The year is 1888, and the infamous serial killer Jack the Ripper is haunting the streets of Whitechapel. As a detective in Victorian London, your mission is to track down this notorious criminal – but you have a problem. The only information that you have to go on is the map below, which shows the locations of crimes attributed to Jack. Based on this information alone, where on earth should you start looking?

The fact that Jack the Ripper was never caught suggests that the real Victorian detectives didn’t know the answer to this question any more than you do, and modern detectives are faced with the same problem when they are trying to track down serial offenders. Fortunately for us, there is a fascinating way in which we can apply maths to help us to catch these criminals – a technique known as geospatial profiling.

Geospatial profiling is the use of statistics to find patterns in the geographical locations of certain events. If we know the locations of the crimes committed by a serial offender, we can use geospatial profiling to work out their likely base location, or anchor point. This may be their home, place of work, or any other location of importance to them – meaning it’s a good place to start looking for clues!

Perhaps the simplest approach is to find the centre of minimum distance to the crime locations. That is, find the place which gives the overall shortest distance for the criminal to travel to commit their crimes. However, there are a couple of problems with this approach. Firstly, it doesn’t tend to consider criminal psychology and other important factors. For example, it might not be very sensible to assume that a criminal will commit crimes as close to home as they can! In fact, it is often the case that an offender will only commit crimes outside of a buffer zone around their base location. Secondly, this technique will provide us with a single point location, which is highly unlikely to exactly match the true anchor point. We would prefer to end up with a distribution of possible locations which we can use to identify the areas that have the highest probability of containing the anchor point, and are therefore the best places to search.

With this in mind, let’s call the anchor point of the criminal z. Our aim is then to find a probability distribution for z, which takes into account the locations of the crime scenes, so that we can work out where our criminal is most likely to be. In order to do this, we will need two things.
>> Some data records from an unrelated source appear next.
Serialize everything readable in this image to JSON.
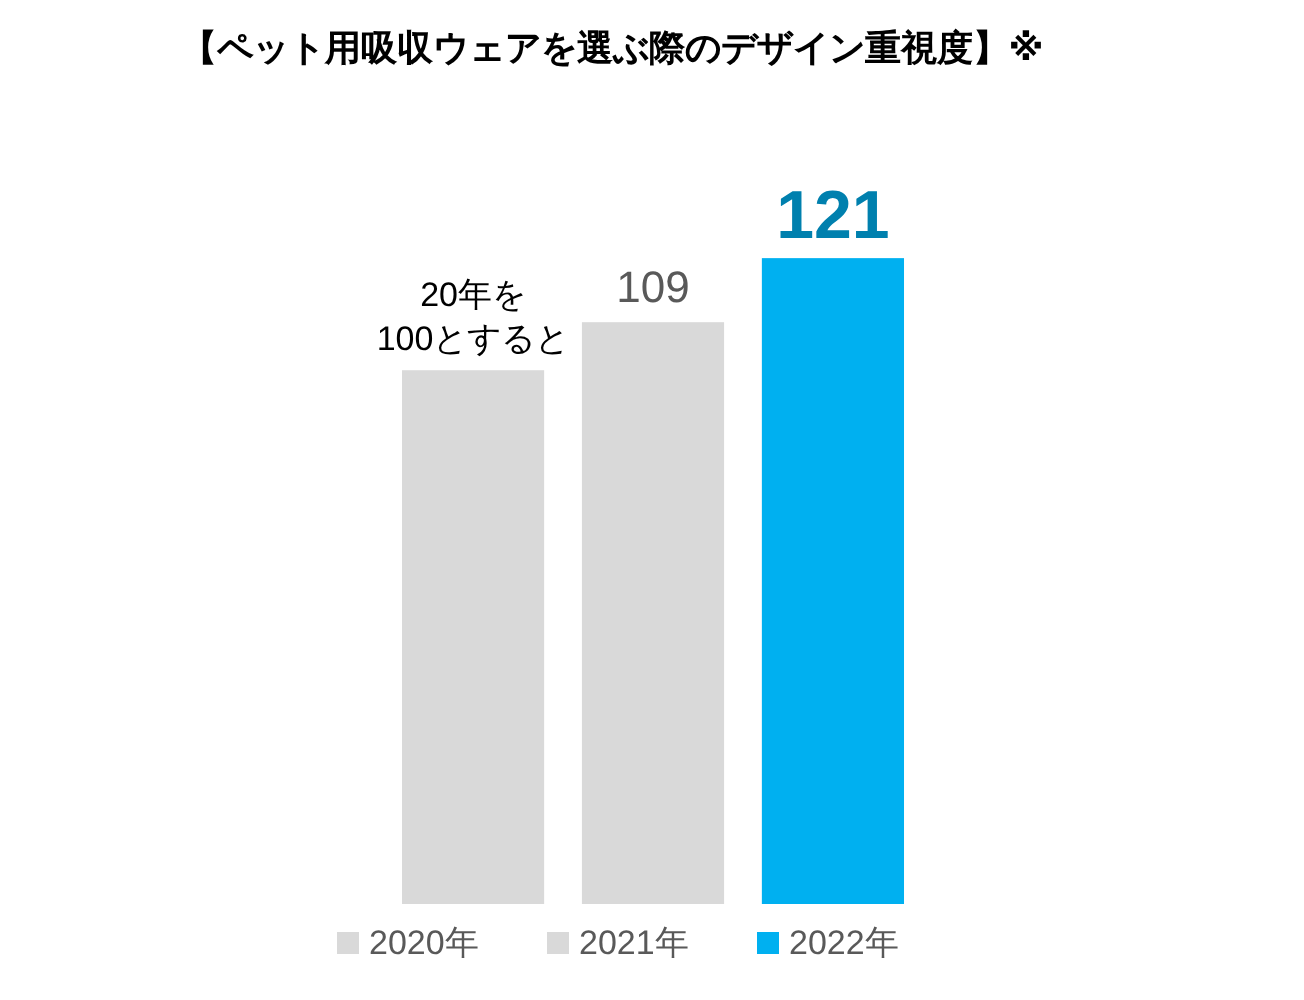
{
  "chart_data": {
    "type": "bar",
    "title": "【ペット用吸収ウェアを選ぶ際のデザイン重視度】※",
    "categories": [
      null,
      null,
      null
    ],
    "stacked": true,
    "legend": "bottom",
    "series": [
      {
        "name": "2020年",
        "color": "#d9d9d9",
        "values": [
          100,
          null,
          null
        ],
        "value_labels": [
          "20年を\n100とすると",
          null,
          null
        ]
      },
      {
        "name": "2021年",
        "color": "#d9d9d9",
        "values": [
          null,
          109,
          null
        ],
        "value_labels": [
          null,
          "109",
          null
        ]
      },
      {
        "name": "2022年",
        "color": "#00b0f0",
        "values": [
          null,
          null,
          121
        ],
        "value_labels": [
          null,
          null,
          "121"
        ]
      }
    ]
  }
}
1. A prior distribution for z. This is just a function which defines our best guess at what z might be, before we have used any of our information about the crime locations. The prior distribution is usually based off data from previous offenders whose location was successfully determined, but it’s usually not hugely important if we’re a bit wrong – this just gives us a place to start.
2. A probability density function (PDF) for the locations of the crime sites. This is a function which describes how the criminal chooses the crime site, and therefore how the criminal is influenced by z. If we have a number of crimes committed at known locations, then the PDF describes the probability that a criminal with anchor point z commits crimes at these locations. Working out what we should choose for this is a little trickier…

We’ll see why we need these in a minute, but first, how do we choose our PDF? The answer is that it depends on the type of criminal, because different criminals behave in different ways. There are two main categories of offenders – resident offenders and non-resident offenders.
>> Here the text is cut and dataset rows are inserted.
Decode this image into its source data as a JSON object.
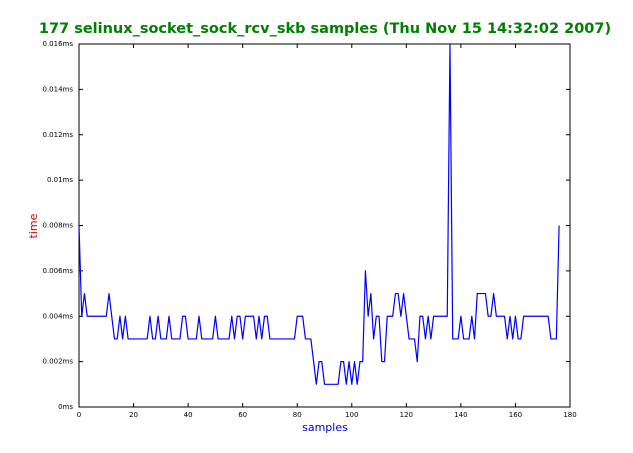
{
  "chart_data": {
    "type": "line",
    "title": "177 selinux_socket_sock_rcv_skb samples (Thu Nov 15 14:32:02 2007)",
    "title_color": "#008000",
    "xlabel": "samples",
    "xlabel_color": "#0000cc",
    "ylabel": "time",
    "ylabel_color": "#cc0000",
    "color": "#0000ff",
    "x": [
      0,
      1,
      2,
      3,
      4,
      5,
      6,
      7,
      8,
      9,
      10,
      11,
      12,
      13,
      14,
      15,
      16,
      17,
      18,
      19,
      20,
      21,
      22,
      23,
      24,
      25,
      26,
      27,
      28,
      29,
      30,
      31,
      32,
      33,
      34,
      35,
      36,
      37,
      38,
      39,
      40,
      41,
      42,
      43,
      44,
      45,
      46,
      47,
      48,
      49,
      50,
      51,
      52,
      53,
      54,
      55,
      56,
      57,
      58,
      59,
      60,
      61,
      62,
      63,
      64,
      65,
      66,
      67,
      68,
      69,
      70,
      71,
      72,
      73,
      74,
      75,
      76,
      77,
      78,
      79,
      80,
      81,
      82,
      83,
      84,
      85,
      86,
      87,
      88,
      89,
      90,
      91,
      92,
      93,
      94,
      95,
      96,
      97,
      98,
      99,
      100,
      101,
      102,
      103,
      104,
      105,
      106,
      107,
      108,
      109,
      110,
      111,
      112,
      113,
      114,
      115,
      116,
      117,
      118,
      119,
      120,
      121,
      122,
      123,
      124,
      125,
      126,
      127,
      128,
      129,
      130,
      131,
      132,
      133,
      134,
      135,
      136,
      137,
      138,
      139,
      140,
      141,
      142,
      143,
      144,
      145,
      146,
      147,
      148,
      149,
      150,
      151,
      152,
      153,
      154,
      155,
      156,
      157,
      158,
      159,
      160,
      161,
      162,
      163,
      164,
      165,
      166,
      167,
      168,
      169,
      170,
      171,
      172,
      173,
      174,
      175,
      176
    ],
    "values": [
      0.008,
      0.004,
      0.005,
      0.004,
      0.004,
      0.004,
      0.004,
      0.004,
      0.004,
      0.004,
      0.004,
      0.005,
      0.004,
      0.003,
      0.003,
      0.004,
      0.003,
      0.004,
      0.003,
      0.003,
      0.003,
      0.003,
      0.003,
      0.003,
      0.003,
      0.003,
      0.004,
      0.003,
      0.003,
      0.004,
      0.003,
      0.003,
      0.003,
      0.004,
      0.003,
      0.003,
      0.003,
      0.003,
      0.004,
      0.004,
      0.003,
      0.003,
      0.003,
      0.003,
      0.004,
      0.003,
      0.003,
      0.003,
      0.003,
      0.003,
      0.004,
      0.003,
      0.003,
      0.003,
      0.003,
      0.003,
      0.004,
      0.003,
      0.004,
      0.004,
      0.003,
      0.004,
      0.004,
      0.004,
      0.004,
      0.003,
      0.004,
      0.003,
      0.004,
      0.004,
      0.003,
      0.003,
      0.003,
      0.003,
      0.003,
      0.003,
      0.003,
      0.003,
      0.003,
      0.003,
      0.004,
      0.004,
      0.004,
      0.003,
      0.003,
      0.003,
      0.002,
      0.001,
      0.002,
      0.002,
      0.001,
      0.001,
      0.001,
      0.001,
      0.001,
      0.001,
      0.002,
      0.002,
      0.001,
      0.002,
      0.001,
      0.002,
      0.001,
      0.002,
      0.002,
      0.006,
      0.004,
      0.005,
      0.003,
      0.004,
      0.004,
      0.002,
      0.002,
      0.004,
      0.004,
      0.004,
      0.005,
      0.005,
      0.004,
      0.005,
      0.004,
      0.003,
      0.003,
      0.003,
      0.002,
      0.004,
      0.004,
      0.003,
      0.004,
      0.003,
      0.004,
      0.004,
      0.004,
      0.004,
      0.004,
      0.004,
      0.016,
      0.003,
      0.003,
      0.003,
      0.004,
      0.003,
      0.003,
      0.003,
      0.004,
      0.003,
      0.005,
      0.005,
      0.005,
      0.005,
      0.004,
      0.004,
      0.005,
      0.004,
      0.004,
      0.004,
      0.004,
      0.003,
      0.004,
      0.003,
      0.004,
      0.003,
      0.003,
      0.004,
      0.004,
      0.004,
      0.004,
      0.004,
      0.004,
      0.004,
      0.004,
      0.004,
      0.004,
      0.003,
      0.003,
      0.003,
      0.008
    ],
    "xlim": [
      0,
      180
    ],
    "xticks": [
      0,
      20,
      40,
      60,
      80,
      100,
      120,
      140,
      160,
      180
    ],
    "ylim": [
      0,
      0.016
    ],
    "yticks": [
      {
        "value": 0,
        "label": "0ms"
      },
      {
        "value": 0.002,
        "label": "0.002ms"
      },
      {
        "value": 0.004,
        "label": "0.004ms"
      },
      {
        "value": 0.006,
        "label": "0.006ms"
      },
      {
        "value": 0.008,
        "label": "0.008ms"
      },
      {
        "value": 0.01,
        "label": "0.01ms"
      },
      {
        "value": 0.012,
        "label": "0.012ms"
      },
      {
        "value": 0.014,
        "label": "0.014ms"
      },
      {
        "value": 0.016,
        "label": "0.016ms"
      }
    ]
  }
}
Resident offenders are those who commit crimes near to their anchor point, so their criminal region (the zone in which they commit crimes) and anchor region (a zone around their anchor point where they are often likely to be) largely overlap, as shown in the diagram:

If we think that we may have this type of criminal, then we can use the famous normal distribution for our density function. Because we’re working in two dimensions, it looks like a little hill, with the peak at the anchor point:

Alternatively, if we think the criminal has a buffer zone, meaning that they only commit crimes at least a certain distance from home, then we can adjust our distribution slightly to reflect this. In this case, we use something that looks like a hollowed-out hill, where the most likely region is in a ring around the centre as shown below:

The second type of offenders are non-resident offenders. They commit crimes relatively far from their anchor point, so that their criminal region and anchor region do not overlap, as shown in the diagram:

If we think that we have this type of criminal, then for our PDF we can pick something that looks a little like the normal distribution used above, but shifted away from the centre:

Now, the million-dollar question is which model should we pick? Determining between resident and non-resident offenders in advance is often difficult. Some information can be made deduced from the geography of the region, but often assumptions are made based on the crime itself – for example more complex/clever crimes have a higher likelihood of being committed by non-residents.

Once we’ve decided on our type of offender, selected the prior distribution (1) and the PDF (2), how do we actually use the model to help us to find our criminal? This is where the mathematical magic happens in the form of Bayesian statistics (named after statistician and philosopher Thomas Bayes).

Bayes’ theorem tells us that if we multiply together our prior distribution and our PDF, then we’ll end up with a new probability distribution for the anchor point z, which now takes into account the locations of the crime scenes! We call this the posterior distribution, and it tells us the most likely locations for the criminal’s anchor point given the locations of the crime scenes, and therefore the best places to begin our search.

This fascinating technique is actually used today by police detectives when trying to locate serial offenders. They implement the same steps described above using an extremely sophisticated computer algorithm called Rigel, which has a very high accuracy of correctly locating criminals.